The government also contended that Acetris previously-filed CIT suit divested the COFC of jurisdiction under 28 U.S.C. 1500. That statute provides that the COFC shall not have jurisdiction of any claim to which plaintiff has pending in another court.

Applying U.S. Supreme Court precedent, the court noted that whether the COFC has jurisdiction over a suit that has been filed in another is assessed under the principles of res judicata as they existed when the predecessor to § 1500 was enacted in 1868.

Applying those principles, the court found that the CIT action and the COFC action were not the same and thus the COFC action was not precluded. First, one of the Acetris’s CIT claims was that the contrary to the CBP’s ruling, Acetris’ products are manufactured in the U.S. under the FAR. The CIT, however, has no jurisdiction to review a CBP decision on Acetris’ FAR compliance. Any decision by the CIT on this claim would not have preclusive effect.

Additionally, in the CIT case, Acetris challenged the CBP’s act of issuing a TAA determination. In the COFC action, however, Acetris challenged the VA’s actions in adopting the interpretation of the TAA and the FAR that excludes products manufactured in the U.S. with a foreign active ingredient. Thus, the CIT and COFC cases did not arise out the same acts.

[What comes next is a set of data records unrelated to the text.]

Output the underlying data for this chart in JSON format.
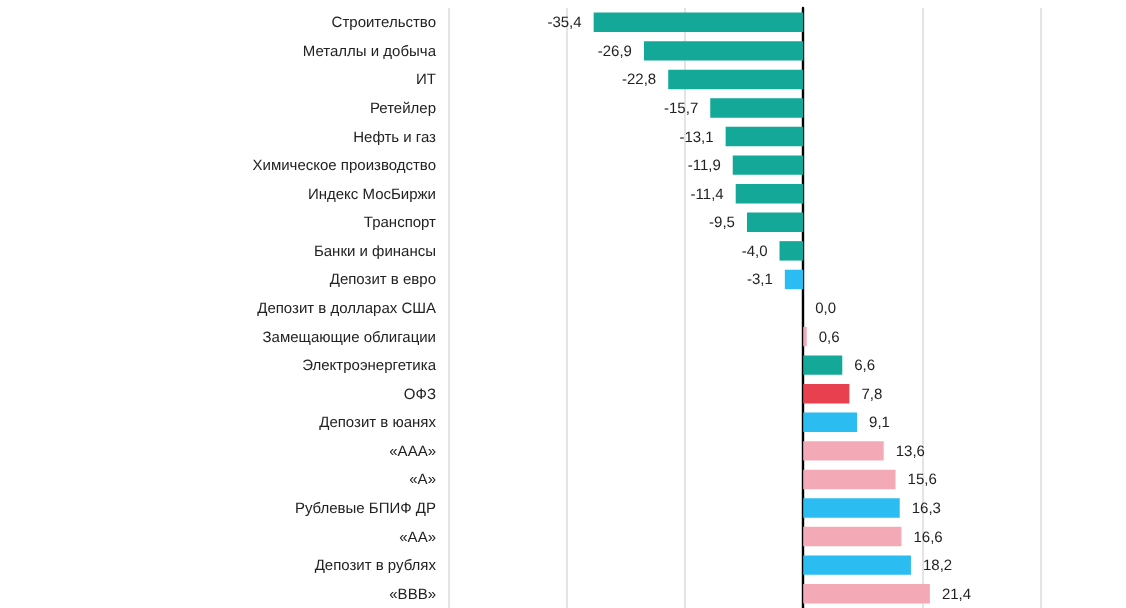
{
  "chart_data": {
    "type": "bar",
    "orientation": "horizontal",
    "categories": [
      "Строительство",
      "Металлы и добыча",
      "ИТ",
      "Ретейлер",
      "Нефть и газ",
      "Химическое производство",
      "Индекс МосБиржи",
      "Транспорт",
      "Банки и финансы",
      "Депозит в евро",
      "Депозит в долларах США",
      "Замещающие облигации",
      "Электроэнергетика",
      "ОФЗ",
      "Депозит в юанях",
      "«ААА»",
      "«А»",
      "Рублевые БПИФ ДР",
      "«АА»",
      "Депозит в рублях",
      "«ВВВ»"
    ],
    "values": [
      -35.4,
      -26.9,
      -22.8,
      -15.7,
      -13.1,
      -11.9,
      -11.4,
      -9.5,
      -4.0,
      -3.1,
      0.0,
      0.6,
      6.6,
      7.8,
      9.1,
      13.6,
      15.6,
      16.3,
      16.6,
      18.2,
      21.4
    ],
    "value_labels": [
      "-35,4",
      "-26,9",
      "-22,8",
      "-15,7",
      "-13,1",
      "-11,9",
      "-11,4",
      "-9,5",
      "-4,0",
      "-3,1",
      "0,0",
      "0,6",
      "6,6",
      "7,8",
      "9,1",
      "13,6",
      "15,6",
      "16,3",
      "16,6",
      "18,2",
      "21,4"
    ],
    "colors": [
      "#14a898",
      "#14a898",
      "#14a898",
      "#14a898",
      "#14a898",
      "#14a898",
      "#14a898",
      "#14a898",
      "#14a898",
      "#2bbcf2",
      "#2bbcf2",
      "#f4aab6",
      "#14a898",
      "#e8404f",
      "#2bbcf2",
      "#f4aab6",
      "#f4aab6",
      "#2bbcf2",
      "#f4aab6",
      "#2bbcf2",
      "#f4aab6"
    ],
    "xlim": [
      -60,
      40
    ],
    "xticks": [
      {
        "value": -60,
        "label": null
      },
      {
        "value": -40,
        "label": null
      },
      {
        "value": -20,
        "label": null
      },
      {
        "value": 0,
        "label": null
      },
      {
        "value": 20,
        "label": null
      },
      {
        "value": 40,
        "label": null
      }
    ],
    "grid": "x",
    "tick_labels": "y"
  }
}
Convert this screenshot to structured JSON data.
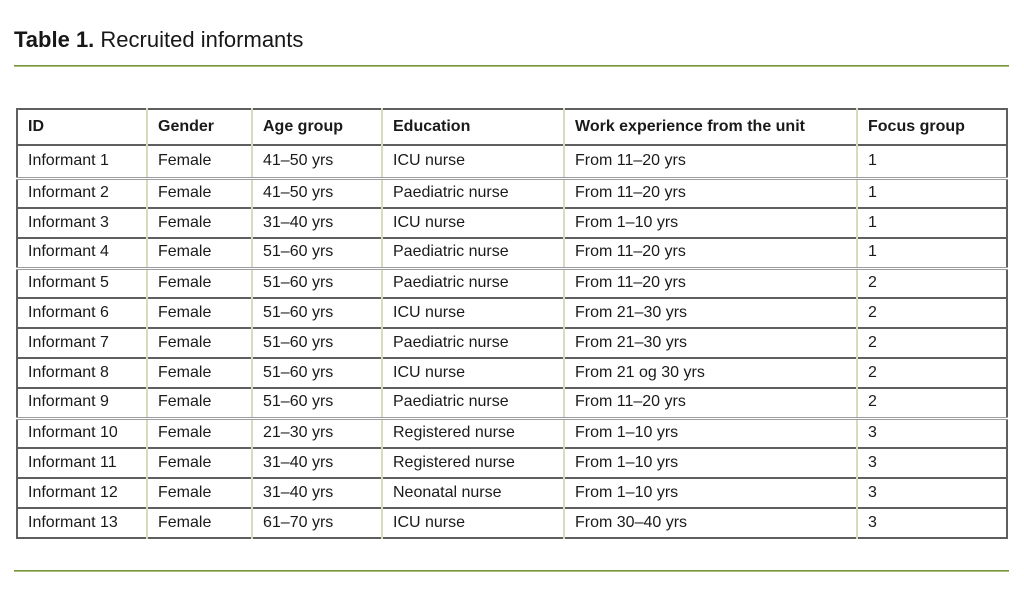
{
  "title": {
    "label": "Table 1.",
    "text": "Recruited informants"
  },
  "accent_colors": {
    "rule_green": "#78943a",
    "rule_green_light": "#aabf77",
    "cell_divider_green": "#d6ddbd",
    "row_divider_gray": "#9d9d9d",
    "outer_border_gray": "#5f5f5f"
  },
  "table": {
    "columns": [
      "ID",
      "Gender",
      "Age group",
      "Education",
      "Work experience from the unit",
      "Focus group"
    ],
    "rows": [
      [
        "Informant 1",
        "Female",
        "41–50 yrs",
        "ICU nurse",
        "From 11–20 yrs",
        "1"
      ],
      [
        "Informant 2",
        "Female",
        "41–50 yrs",
        "Paediatric nurse",
        "From 11–20 yrs",
        "1"
      ],
      [
        "Informant 3",
        "Female",
        "31–40 yrs",
        "ICU nurse",
        "From 1–10 yrs",
        "1"
      ],
      [
        "Informant 4",
        "Female",
        "51–60 yrs",
        "Paediatric nurse",
        "From 11–20 yrs",
        "1"
      ],
      [
        "Informant 5",
        "Female",
        "51–60 yrs",
        "Paediatric nurse",
        "From 11–20 yrs",
        "2"
      ],
      [
        "Informant 6",
        "Female",
        "51–60 yrs",
        "ICU nurse",
        "From 21–30 yrs",
        "2"
      ],
      [
        "Informant 7",
        "Female",
        "51–60 yrs",
        "Paediatric nurse",
        "From 21–30 yrs",
        "2"
      ],
      [
        "Informant 8",
        "Female",
        "51–60 yrs",
        "ICU nurse",
        "From 21 og 30 yrs",
        "2"
      ],
      [
        "Informant 9",
        "Female",
        "51–60 yrs",
        "Paediatric nurse",
        "From 11–20 yrs",
        "2"
      ],
      [
        "Informant 10",
        "Female",
        "21–30 yrs",
        "Registered nurse",
        "From 1–10 yrs",
        "3"
      ],
      [
        "Informant 11",
        "Female",
        "31–40 yrs",
        "Registered nurse",
        "From 1–10 yrs",
        "3"
      ],
      [
        "Informant 12",
        "Female",
        "31–40 yrs",
        "Neonatal nurse",
        "From 1–10 yrs",
        "3"
      ],
      [
        "Informant 13",
        "Female",
        "61–70 yrs",
        "ICU nurse",
        "From 30–40 yrs",
        "3"
      ]
    ]
  }
}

The court further found that the CIT and COFC cases would not rely on the same evidence. In the CIT case, Acetris contended that its products were TAA-compliant because they are products of the United States having been transformed in the United States. In the COFC case, on the other hand, Acetris contended that its products are TAA-compliant because they are not products of India because they are neither manufactured nor substantially transformed in India. Thus, an adverse ruling in the CIT case—that is, a finding that the pills were not products of the United States—would not necessarily preclude Acetris’ COFC claim—i.e., that the pills are not products of India. It is possible for the pills to be not products of the U.S. and not products of India.

As to the merits of the case, the Federal Circuit agreed with the COFC. The government argued that the pills were products of India because the active ingredient is made in India. But the court found there was no Supreme or Circuit court authority holding that a product’ss country of origin is determined by the country in which its active ingredient is manufactured. Rather, the court reasoned, it is clear that under the TAA, the “product” is the final product procured, which in this case would be the pill itself rather than its ingredients. Acetris’ tablets were not foreign products under the TAA because they were not manufactured in India or substantially transformed in India.

The court also found that the FAR’s Trade Agreements clause did not bar Acetris’ products. The FAR provides that the contractor must deliver U.S. made end products. The regulatory history of the term “U.S.-made end product” was clear that the source of a products active ingredient is irrelevant. When the term was introduced to the FAR in 1998, the government explained in the Federal Register that a U.S. made product is one made or transformed in the U.S. regardless of the source of its components.

Although the Federal Circuit affirmed the COFC on the merits, it found the COFC’s remedy “imprecise and confusing.” The Federal Circuit remanded to the COFC to simply declare that (1) under the TAA a pharmaceutical that has an active ingredient from India is not a product of India; and (2) under the FAR, a U.S. made product may include an active ingredient manufactured in another country.

Acetris is represented by Stephen E. Ruscus, James D. Nelson, David B. Salmons, and Donna Lee Yesner of Morgan, Lewis, & Bockius LLP. The government is represented by Daniel B. Volk, Joseph H. Hunt, Robert Edward Kirschman, Jr., and Patricia McCarthy of the U.S. Department of Justice as well as Jennifer Claypool of the Department of Veterans Affairs. Amicus curiae, The Association for Accessible Medicines, is represented by Kyle R. Jefcoat of Latham and Watkins as well as Genevieve Patricia Hoffman and Jeffrey Francer.